The trailer seemed to show a movie that forgot what made the original Vacation (and, to a slightly lesser degree, Christmas Vacation) a classic movie. Now I was not bothered by the potential increase in vulgarity and sexual situations generally (the original Vacation was a National Lampoon production, rated R and plenty risqué for 1983), but because those issues were not being used in a broader context, which is the family dynamic, with a good, flawed father leading the way.

Clark Griswold in the original Vacation was a man that wanted nothing more than to give his family a vacation of a lifetime. There is no doubt how much he loves his family and how much they love him. That is the fulcrum around which all of the crazy situations, foul-mouth meltdowns and colossal screw-ups happen, which makes them all work in a comedic manner. The frustration Clark feels when the family isn’t as excited as he is to continue the vacation, and his confusion with his place in the family and growing older that leads to the Christy Brinkley scene in the pool–those are feelings we can all understand and empathize with, it’s just Clark takes them to a whole different level in how he reacts to them–hence the humor.

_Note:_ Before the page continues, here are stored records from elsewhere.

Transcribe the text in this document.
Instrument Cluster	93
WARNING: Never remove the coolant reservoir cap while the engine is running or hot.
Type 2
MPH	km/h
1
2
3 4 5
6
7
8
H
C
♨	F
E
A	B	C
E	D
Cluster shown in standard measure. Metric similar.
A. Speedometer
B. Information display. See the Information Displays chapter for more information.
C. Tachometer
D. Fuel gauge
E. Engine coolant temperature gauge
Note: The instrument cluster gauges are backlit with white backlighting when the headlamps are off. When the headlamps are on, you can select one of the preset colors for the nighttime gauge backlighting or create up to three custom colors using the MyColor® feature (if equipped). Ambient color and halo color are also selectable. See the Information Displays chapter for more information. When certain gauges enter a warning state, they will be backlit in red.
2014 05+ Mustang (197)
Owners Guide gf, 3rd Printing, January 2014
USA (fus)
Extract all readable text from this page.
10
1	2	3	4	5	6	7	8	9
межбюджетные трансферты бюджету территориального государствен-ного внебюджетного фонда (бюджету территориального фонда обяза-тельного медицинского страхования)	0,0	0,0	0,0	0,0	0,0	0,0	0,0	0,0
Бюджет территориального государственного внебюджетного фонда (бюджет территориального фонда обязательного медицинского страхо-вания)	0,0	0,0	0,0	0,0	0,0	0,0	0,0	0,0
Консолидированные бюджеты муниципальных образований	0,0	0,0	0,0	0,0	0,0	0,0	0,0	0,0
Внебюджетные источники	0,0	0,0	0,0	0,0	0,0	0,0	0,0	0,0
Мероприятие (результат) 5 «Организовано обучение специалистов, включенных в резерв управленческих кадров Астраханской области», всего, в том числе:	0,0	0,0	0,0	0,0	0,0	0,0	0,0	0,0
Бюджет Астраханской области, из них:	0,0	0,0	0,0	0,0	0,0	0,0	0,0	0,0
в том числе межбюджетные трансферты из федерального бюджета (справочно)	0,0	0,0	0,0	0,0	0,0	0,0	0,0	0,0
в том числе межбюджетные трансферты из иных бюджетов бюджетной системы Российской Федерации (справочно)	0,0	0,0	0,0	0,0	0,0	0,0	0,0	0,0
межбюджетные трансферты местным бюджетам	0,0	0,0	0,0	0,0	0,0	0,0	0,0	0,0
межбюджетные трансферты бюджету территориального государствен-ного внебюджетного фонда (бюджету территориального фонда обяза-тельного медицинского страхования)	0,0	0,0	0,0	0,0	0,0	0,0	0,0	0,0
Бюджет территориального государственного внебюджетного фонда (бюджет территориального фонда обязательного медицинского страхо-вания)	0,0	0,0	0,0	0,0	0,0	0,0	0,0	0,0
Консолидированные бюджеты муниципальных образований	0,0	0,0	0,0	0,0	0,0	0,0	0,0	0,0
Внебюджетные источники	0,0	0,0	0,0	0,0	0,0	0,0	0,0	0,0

For anyone that grew up watching movies in the ’80s, this understanding of emotions and its importance in the pathos of Clark during the course of the cross-country trip can be understood when you hear the name of the main writer of the story and the screenplay–John Hughes. John Hughes knew what he was doing when he wrote about flawed people, the emotions surrounding them, and our love towards them–see The Breakfast Club, Planes, Trains and Automobiles, Pretty in Pink, Sixteen Candles, and Uncle Buck.  All of these movies are funny, but touching in how they deal with misfits, bad choices, life in general and its quirks in particular.

So, unfortunately it appears my initial concerns about the new Vacation were right, the reviews are terrible, it is plummeting down the box office totals, and will have no lasting impact unlike the original, that’s too bad. But I think the overriding difference can be summed up as follows:

At the end of the original Vacation, when Clark says to Roy Walley (a Roy/Walt Disney lookalike!), “Wouldn’t you do the same thing for your children.” and Roy says: “No.” But, then he goes ahead and drops all the charges and they ride the coaster together. One reason that seems to work is that we actually like Clark and his family and think Roy should too.  We would be happy to hang out at Walley World with those Griswolds.  I don’t believe that is true for Rusty and his family.

So, enjoy the Holiday Road and Six Flags Magic Mountain (standing in for Walley World), with the original Griswolds!